A decisão da 1ª Vara da Fazenda Pública de Santa Maria, anunciada na noite de terça-feira (11), atendeu à ação coletiva ajuizada pela 2ª Promotoria Cível de Santa Maria, por meio da promotora de Justiça Giani Pohlmann Saad, em conjunto com o Centro de Apoio de Defesa do Consumidor e da Ordem Eonômica do MPRS, coordenado pelo procurador de Justiça André Ricardo Colpo Machesan. Além da isenção do pedágio e, ao final, a condenação por dano moral coletivo aos consumidores, foi solicitado que seja tornada definitiva a isenção de pedágio aos moradores da comunidade de Palma.
Conforme a promotora, na ação coletiva, o MP apresentou o histórico da concessão da RSC-287, evidenciou as más condições da via e a inadequação do serviço desde antes dos eventos climáticos no ano passado, assim como as várias tentativas de mediação com o Estado e concessionária antes da ação.
No Bom Dia Cidade desta quarta-feria (12), a promotora Giani Saad acrescentou que, mesmo com algumas adequações, como a instalação da segunda ponte móvel do Exército, em outubro de 2024, que diminuiu o tempo de espera dos usuários, o Ministério Público entendeu que as medidas não eram suficientes, especialmente para a comunidade de Palma:
— É importante frisar, é uma comunidade que tem dificuldades, porque ela não tem uma rede de supermercado, não tem farmácias, não tem um atendimento regular de saúde, não é atendida por linha de transporte municipal e precisa, em razão disso, muito frequentemente usar a rodovia, onerando demais aqueles consumidores.

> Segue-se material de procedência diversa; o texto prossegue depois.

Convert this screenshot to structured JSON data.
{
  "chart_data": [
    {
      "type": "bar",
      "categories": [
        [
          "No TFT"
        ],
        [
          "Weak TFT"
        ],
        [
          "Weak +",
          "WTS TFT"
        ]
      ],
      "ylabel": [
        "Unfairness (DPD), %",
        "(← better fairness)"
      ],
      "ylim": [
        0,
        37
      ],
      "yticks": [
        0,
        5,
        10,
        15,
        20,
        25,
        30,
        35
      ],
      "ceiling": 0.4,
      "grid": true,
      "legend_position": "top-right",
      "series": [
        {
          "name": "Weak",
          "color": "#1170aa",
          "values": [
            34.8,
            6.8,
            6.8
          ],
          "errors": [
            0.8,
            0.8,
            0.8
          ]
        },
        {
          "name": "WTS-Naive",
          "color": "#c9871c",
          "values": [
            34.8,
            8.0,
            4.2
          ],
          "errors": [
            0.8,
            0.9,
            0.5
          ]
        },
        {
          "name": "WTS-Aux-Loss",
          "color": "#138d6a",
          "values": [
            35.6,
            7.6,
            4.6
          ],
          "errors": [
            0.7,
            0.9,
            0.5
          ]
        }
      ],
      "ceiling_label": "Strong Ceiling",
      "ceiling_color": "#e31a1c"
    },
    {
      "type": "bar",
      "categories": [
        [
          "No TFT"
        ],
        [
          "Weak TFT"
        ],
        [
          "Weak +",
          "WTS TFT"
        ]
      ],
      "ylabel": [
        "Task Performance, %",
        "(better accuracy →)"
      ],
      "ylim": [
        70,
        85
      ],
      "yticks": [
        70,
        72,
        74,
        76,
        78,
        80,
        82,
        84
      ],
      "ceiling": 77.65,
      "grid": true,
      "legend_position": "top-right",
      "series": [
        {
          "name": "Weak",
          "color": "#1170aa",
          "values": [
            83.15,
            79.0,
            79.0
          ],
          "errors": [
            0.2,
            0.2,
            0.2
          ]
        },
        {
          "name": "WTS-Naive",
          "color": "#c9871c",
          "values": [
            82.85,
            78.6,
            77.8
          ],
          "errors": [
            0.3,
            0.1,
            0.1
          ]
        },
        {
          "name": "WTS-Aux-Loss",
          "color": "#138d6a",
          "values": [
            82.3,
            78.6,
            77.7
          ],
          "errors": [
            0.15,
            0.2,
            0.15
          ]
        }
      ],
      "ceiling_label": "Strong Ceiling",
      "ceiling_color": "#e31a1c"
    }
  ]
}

Então, a liminar passa a ter efeito em 30 dias, quando a concessionária organizará o fluxo junto aos seus atendentes para a isenção e cadastro desses usuários. O Ministério Público seguirá acompanhando todos os passos da ação e o cumprimento da liminar — disse Giane.
A instrução do inquérito civil que culminou com a ação coletiva contou com a participação do promotor de Justiça Claudio Estivallet Jr, atuando nas promotorias de Faxinal do Soturno e Restinga Sêca.